This new body of work considers the role of imagined natural spaces as both means of idealised escape from our reality, and as a reflection of our paradoxical relationship with nature: how we connect with it, attempt to control it, and damage it.
Blue’s paintings begin with a loose contour. The oil paint is either diluted to act like watercolour, applied in washes, scrubbed with rags or thickened to a clay or cement-like consistency that is slicked and scratched. The canvas is treated like a drawing on paper: the process of making the work is open to the viewer in the translucent layers and visibly scrubbed out marks. The subjects weave together, emerging and dissolving into the canvas.
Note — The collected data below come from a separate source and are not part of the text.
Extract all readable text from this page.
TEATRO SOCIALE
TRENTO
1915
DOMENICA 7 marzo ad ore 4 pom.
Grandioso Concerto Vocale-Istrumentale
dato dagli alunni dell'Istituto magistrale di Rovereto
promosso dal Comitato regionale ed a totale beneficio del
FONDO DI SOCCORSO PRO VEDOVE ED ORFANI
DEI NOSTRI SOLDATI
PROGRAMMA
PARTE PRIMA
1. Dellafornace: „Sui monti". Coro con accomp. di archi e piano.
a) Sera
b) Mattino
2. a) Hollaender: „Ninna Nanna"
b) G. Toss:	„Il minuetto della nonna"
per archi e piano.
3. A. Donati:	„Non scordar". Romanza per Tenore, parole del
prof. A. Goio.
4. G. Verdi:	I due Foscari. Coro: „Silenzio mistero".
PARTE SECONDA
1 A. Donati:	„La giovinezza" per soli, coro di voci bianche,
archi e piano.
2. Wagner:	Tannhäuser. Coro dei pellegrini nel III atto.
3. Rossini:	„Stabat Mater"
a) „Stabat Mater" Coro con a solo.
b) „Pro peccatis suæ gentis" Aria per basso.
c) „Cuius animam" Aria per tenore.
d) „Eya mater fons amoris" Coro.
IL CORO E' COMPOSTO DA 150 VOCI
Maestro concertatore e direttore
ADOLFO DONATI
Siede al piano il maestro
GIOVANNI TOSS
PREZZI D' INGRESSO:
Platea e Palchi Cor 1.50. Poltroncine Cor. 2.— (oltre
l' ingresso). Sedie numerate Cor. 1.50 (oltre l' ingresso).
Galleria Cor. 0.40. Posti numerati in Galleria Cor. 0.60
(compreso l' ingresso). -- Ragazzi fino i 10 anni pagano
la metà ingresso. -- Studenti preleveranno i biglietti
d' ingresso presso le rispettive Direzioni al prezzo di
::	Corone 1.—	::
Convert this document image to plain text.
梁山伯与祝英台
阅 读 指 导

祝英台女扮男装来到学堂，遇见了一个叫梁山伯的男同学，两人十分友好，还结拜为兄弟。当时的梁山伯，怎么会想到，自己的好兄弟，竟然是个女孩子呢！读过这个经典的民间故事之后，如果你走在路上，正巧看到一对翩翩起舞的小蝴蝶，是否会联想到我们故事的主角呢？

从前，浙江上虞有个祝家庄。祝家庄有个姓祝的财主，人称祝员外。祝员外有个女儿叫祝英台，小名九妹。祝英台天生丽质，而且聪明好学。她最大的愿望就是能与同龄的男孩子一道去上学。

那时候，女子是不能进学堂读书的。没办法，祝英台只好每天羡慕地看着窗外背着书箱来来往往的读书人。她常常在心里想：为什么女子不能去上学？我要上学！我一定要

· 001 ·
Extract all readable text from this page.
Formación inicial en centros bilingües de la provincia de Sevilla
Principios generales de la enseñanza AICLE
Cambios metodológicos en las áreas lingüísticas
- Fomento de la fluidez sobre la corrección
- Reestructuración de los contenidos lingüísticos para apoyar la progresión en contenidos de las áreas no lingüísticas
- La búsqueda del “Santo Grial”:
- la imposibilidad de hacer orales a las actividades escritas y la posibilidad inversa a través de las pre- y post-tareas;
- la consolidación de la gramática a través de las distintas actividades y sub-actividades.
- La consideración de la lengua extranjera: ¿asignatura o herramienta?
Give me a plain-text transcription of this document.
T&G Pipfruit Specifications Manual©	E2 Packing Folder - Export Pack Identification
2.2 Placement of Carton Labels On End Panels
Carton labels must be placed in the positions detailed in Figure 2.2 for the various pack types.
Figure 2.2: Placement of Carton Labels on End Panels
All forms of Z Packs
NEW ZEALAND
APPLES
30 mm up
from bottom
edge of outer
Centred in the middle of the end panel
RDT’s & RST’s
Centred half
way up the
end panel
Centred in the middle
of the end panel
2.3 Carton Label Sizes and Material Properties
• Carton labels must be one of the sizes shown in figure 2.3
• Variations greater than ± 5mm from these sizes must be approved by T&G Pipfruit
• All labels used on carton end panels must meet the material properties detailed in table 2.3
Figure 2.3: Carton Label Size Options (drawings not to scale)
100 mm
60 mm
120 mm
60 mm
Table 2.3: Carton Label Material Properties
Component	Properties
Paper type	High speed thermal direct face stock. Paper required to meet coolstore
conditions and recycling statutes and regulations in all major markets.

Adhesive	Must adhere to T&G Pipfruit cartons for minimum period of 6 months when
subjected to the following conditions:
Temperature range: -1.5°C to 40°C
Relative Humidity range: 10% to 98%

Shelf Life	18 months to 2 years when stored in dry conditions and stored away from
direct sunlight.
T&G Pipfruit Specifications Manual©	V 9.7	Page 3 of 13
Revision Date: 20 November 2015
Associative layers of memory converge to create subjects that are familiar yet ultimately unplaceable. The narratives are fragmented and contradictory, carrying both the idyllic and the sinister. Line and colour connect the figures to their setting; twisting and turning forms of the body mirroring those of the trees and swimmers become part of the reflective appearance of the water.
Dreamlike scenes of the figure at one with nature are tainted by real-life knowledge of our impact on the natural world. The sinuous seductive brushwork of the trees distracts from their sparse deadness; splintered branches, blood red or ash-grey. Human presence encroaches on the natural spaces; crowds and fences cutting across the landscape; cultivating or controlling, protecting or destroying.